Patrick Lambert considers the recent decision by Blizzard to ignore case-sensitivity in user passwords from the perspective of the security vs. convenience debate.
Last week, the Internet was abuzz with news several users of the popular game World of Warcraft discovered while attempting to log in. Reports were made that all passwords were not case sensitive. That meant any extra security coming from using lower and upper case letters was completely lost. Of course this wasn't a new revelation, with others having found the same thing in other Blizzard games like Diablo 3 and even earlier ones as well. Several discussions went on with hundreds of comments as to whether this was a bug or a feature, and why one of the most popular online games, one that's consistently been the target of hackers, scammers and attacks of all types, is using a lesser security model. People quickly came to the conclusion that this wasn't a bug, but simply a feature that allowed people to log in regardless of whether or not they had their caps lock key on, or if they forgot the exact capitalization of their passwords. It was a clear example of convenience versus security, and is just the latest in a very long debate that has been going on for many years.
Most security experts will tell you that convenience and security are usually at odds. As an administrator, when you add security, you usually remove convenience for your users. It's true for online games, for developers, and also for any IT pro that has to manage any number of users. Take a simple example. When you install an Active Directory server for users to log into a network, you actually have a lot of control over how the passwords are going to be composed. If you go into the Group Policy options, you can see that you have control over the minimum length required, how often people have to change their passwords, how often they can repeat the same password, and what type of lock out the system will impose if they make a mistake. It's possible to be very harsh here, and require all your users to have a 16 character-password, containing letters, numbers and symbols, and to have them change that password every week. Of course, while this adds security, it's also a huge inconvenience for users.
Most people have their own system when it comes to passwords or even security in general. Some will simply try to keep it as simple as possible, so they will reuse the same password everywhere. Others will iterate on a basic password and add numbers at the end, while more sophisticated users will have a password manager. But if you force users to have non-standard passwords, then they have to go outside of their comfort zones. And then one of two things will happen. Either they will write the password down, which adds a big security risk, or they will forget it, which adds more work for your support crew. So while you were initially trying to increase security, you end up decreasing it in some cases, and increasing the load on your support staff in other cases. In the World of Warcraft situation, there's no doubt that by not enforcing case sensitive passwords, their intention was to reduce the number of support calls they had to deal with.

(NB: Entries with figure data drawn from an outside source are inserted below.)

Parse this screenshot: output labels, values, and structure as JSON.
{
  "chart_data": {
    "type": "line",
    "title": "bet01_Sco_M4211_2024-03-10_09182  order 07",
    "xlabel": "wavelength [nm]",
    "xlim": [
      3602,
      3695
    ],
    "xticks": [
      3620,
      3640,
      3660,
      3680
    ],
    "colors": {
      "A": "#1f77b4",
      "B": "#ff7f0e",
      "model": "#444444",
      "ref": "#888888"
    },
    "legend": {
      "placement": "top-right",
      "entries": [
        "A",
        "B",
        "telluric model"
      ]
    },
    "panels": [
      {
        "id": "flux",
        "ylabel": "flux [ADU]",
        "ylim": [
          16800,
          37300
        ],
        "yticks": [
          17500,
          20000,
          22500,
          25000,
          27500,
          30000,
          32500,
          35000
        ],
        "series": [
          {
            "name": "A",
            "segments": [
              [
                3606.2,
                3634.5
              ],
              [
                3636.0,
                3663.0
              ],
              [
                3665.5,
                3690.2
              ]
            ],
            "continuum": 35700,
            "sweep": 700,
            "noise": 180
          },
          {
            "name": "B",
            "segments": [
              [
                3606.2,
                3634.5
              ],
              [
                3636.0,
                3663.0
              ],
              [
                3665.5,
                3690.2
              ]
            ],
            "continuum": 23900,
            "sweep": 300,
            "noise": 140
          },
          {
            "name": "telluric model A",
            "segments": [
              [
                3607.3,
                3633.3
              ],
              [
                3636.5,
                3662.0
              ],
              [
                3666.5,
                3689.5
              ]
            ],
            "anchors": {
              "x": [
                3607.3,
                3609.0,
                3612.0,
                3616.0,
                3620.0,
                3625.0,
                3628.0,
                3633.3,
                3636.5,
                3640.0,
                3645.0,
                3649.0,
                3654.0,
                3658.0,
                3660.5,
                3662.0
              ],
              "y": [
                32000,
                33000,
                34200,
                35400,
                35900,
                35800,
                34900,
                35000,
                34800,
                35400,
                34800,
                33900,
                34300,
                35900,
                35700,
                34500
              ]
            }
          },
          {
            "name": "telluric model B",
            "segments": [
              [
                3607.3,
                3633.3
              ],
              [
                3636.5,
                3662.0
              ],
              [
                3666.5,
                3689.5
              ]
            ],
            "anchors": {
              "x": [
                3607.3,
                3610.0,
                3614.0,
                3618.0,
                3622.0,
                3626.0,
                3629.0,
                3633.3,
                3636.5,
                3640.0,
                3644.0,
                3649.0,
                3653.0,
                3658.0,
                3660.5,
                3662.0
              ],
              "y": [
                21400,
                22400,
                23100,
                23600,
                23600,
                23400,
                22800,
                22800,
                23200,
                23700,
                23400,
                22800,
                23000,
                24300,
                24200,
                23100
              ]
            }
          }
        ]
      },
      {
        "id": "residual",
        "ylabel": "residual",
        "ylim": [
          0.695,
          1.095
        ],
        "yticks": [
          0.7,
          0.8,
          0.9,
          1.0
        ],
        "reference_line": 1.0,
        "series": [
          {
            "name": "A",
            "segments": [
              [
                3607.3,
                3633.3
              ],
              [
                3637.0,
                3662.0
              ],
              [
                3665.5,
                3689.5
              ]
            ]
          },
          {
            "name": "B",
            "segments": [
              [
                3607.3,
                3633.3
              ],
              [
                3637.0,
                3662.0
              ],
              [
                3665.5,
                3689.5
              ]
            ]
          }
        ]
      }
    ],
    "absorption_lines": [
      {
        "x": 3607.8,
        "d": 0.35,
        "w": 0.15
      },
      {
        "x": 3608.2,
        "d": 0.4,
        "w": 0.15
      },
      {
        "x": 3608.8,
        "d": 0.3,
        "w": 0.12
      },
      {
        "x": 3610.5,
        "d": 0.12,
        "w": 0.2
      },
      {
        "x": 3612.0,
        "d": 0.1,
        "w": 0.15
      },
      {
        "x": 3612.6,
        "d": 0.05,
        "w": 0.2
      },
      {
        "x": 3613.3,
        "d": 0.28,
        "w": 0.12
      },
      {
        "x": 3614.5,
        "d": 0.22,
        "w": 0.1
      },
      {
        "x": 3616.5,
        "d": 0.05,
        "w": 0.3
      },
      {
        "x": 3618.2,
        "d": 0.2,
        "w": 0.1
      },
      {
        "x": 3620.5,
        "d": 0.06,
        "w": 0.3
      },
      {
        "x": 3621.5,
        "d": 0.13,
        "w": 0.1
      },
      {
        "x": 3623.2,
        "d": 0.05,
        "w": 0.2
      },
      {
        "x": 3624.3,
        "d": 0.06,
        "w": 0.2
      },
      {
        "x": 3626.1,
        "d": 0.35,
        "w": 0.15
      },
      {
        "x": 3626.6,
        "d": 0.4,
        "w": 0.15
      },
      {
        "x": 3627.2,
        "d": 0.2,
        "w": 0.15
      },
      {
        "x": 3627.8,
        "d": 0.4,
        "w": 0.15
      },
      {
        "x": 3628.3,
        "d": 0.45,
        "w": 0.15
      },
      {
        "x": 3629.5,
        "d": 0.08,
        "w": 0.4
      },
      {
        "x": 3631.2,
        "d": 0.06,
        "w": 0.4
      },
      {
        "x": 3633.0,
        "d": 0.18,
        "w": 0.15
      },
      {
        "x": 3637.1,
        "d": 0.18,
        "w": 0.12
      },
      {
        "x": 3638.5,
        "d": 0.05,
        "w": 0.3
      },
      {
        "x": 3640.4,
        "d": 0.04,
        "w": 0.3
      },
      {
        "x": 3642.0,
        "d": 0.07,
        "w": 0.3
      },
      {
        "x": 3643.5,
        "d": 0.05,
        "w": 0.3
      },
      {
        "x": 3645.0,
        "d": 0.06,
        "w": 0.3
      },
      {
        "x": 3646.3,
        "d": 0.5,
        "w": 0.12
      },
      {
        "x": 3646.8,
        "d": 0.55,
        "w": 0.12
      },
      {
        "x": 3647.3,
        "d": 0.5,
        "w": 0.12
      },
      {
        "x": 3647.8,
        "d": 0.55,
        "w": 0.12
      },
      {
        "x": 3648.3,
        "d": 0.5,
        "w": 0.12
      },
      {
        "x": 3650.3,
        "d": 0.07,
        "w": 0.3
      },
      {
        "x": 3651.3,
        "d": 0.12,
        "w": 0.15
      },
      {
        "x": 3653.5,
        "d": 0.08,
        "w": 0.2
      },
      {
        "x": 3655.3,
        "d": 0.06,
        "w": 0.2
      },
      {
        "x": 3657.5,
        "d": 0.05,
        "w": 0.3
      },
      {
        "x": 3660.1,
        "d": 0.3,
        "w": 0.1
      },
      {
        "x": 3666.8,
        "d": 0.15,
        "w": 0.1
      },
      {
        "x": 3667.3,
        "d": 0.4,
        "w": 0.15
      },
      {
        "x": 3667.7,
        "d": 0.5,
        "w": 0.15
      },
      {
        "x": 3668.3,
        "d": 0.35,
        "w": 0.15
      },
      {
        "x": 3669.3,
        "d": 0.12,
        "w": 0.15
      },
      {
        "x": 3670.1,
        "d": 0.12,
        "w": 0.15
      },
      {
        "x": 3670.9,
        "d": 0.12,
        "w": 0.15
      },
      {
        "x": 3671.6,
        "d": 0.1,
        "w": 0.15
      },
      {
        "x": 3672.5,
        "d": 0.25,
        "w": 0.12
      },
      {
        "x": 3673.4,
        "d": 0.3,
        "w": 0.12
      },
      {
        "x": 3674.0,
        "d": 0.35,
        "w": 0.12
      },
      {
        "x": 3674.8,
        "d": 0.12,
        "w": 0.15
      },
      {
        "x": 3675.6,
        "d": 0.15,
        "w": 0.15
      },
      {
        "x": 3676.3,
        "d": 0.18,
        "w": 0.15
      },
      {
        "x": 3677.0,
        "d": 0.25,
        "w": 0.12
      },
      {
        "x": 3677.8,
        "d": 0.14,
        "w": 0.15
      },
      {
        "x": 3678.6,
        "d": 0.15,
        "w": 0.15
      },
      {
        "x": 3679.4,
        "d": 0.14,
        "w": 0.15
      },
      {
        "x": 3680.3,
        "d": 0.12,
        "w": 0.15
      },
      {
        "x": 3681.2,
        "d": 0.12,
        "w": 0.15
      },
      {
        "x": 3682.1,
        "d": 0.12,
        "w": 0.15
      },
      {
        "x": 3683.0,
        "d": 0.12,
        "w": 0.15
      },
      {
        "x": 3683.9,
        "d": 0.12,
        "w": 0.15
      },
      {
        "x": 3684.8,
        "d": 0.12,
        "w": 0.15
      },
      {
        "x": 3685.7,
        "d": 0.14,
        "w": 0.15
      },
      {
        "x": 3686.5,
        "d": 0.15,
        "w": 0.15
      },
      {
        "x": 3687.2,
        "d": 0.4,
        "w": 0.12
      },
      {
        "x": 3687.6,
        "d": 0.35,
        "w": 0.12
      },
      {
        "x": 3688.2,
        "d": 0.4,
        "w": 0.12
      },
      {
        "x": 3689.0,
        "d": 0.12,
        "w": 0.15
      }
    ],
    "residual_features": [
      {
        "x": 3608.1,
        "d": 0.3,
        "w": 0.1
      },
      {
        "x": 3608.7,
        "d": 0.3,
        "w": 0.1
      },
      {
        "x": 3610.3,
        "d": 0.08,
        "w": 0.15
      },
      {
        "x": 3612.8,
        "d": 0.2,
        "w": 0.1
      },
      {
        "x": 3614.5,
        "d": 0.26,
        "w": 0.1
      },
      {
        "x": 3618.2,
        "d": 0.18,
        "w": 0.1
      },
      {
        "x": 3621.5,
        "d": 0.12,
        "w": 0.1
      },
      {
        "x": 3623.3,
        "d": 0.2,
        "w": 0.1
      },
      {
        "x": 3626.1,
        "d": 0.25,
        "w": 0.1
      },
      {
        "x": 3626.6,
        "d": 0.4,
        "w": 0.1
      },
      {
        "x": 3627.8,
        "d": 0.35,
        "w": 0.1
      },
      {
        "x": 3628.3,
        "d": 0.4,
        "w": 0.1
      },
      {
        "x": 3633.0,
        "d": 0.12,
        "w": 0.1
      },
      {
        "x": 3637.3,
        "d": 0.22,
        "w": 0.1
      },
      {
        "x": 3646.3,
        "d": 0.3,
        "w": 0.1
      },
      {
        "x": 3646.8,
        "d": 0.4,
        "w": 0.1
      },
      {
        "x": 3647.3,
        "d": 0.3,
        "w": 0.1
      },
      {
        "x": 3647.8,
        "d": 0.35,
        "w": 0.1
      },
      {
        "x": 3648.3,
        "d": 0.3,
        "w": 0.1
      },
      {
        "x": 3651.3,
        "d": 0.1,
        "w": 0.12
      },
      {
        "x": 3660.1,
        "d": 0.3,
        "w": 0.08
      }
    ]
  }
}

So the idea is to try and balance security and convenience to come to a good middle ground, because you will never be able to maximize both. Are case sensitive passwords adding a really big security layer? Not really. If someone tries to brute force a password, and that password is of sufficient length, then whether or not it's case sensitive will change very little. The actual length of the password is much more important. So here, it's likely that Blizzard made the right choice. In fact, they were one of the first games to introduce the use of an authenticator, which provides a second authentication factor on top of the user name and password. This is a huge security bonus, and helps prevent many common hacks like key loggers, malware, and password guessing. The benefit gained from using an offline authenticator is so much greater than whether or not you allow case sensitive passwords.
This is an exercise you can do at work, if you have to manage any kind of user logins. Think about what settings you control, and how they affect security and convenience. Check with the support department, and find out what most of the calls they get are related to. It can be amazing what some companies do without even realizing it. A simple option change, such as no longer requiring constant password changes, may reduce support calls dramatically. Or, maybe you're in a situation where you've experienced several user accounts being hacked, and you need to increase security. Think of which measure you can add that will truly increase your authentication strength, without impacting convenience too much. For example, second factor authentication using an iPhone or Android app is becoming a very popular feature on various sites, because it's fairly easy for a user to download an app and use it to login, and this simple addition greatly enhances security.
In your opinion, which password security measures are just inconveniences, versus those that truly add some value? Does your support staff still spend a lot of time on password changes and lock-outs? Have you tried any different authentication methods?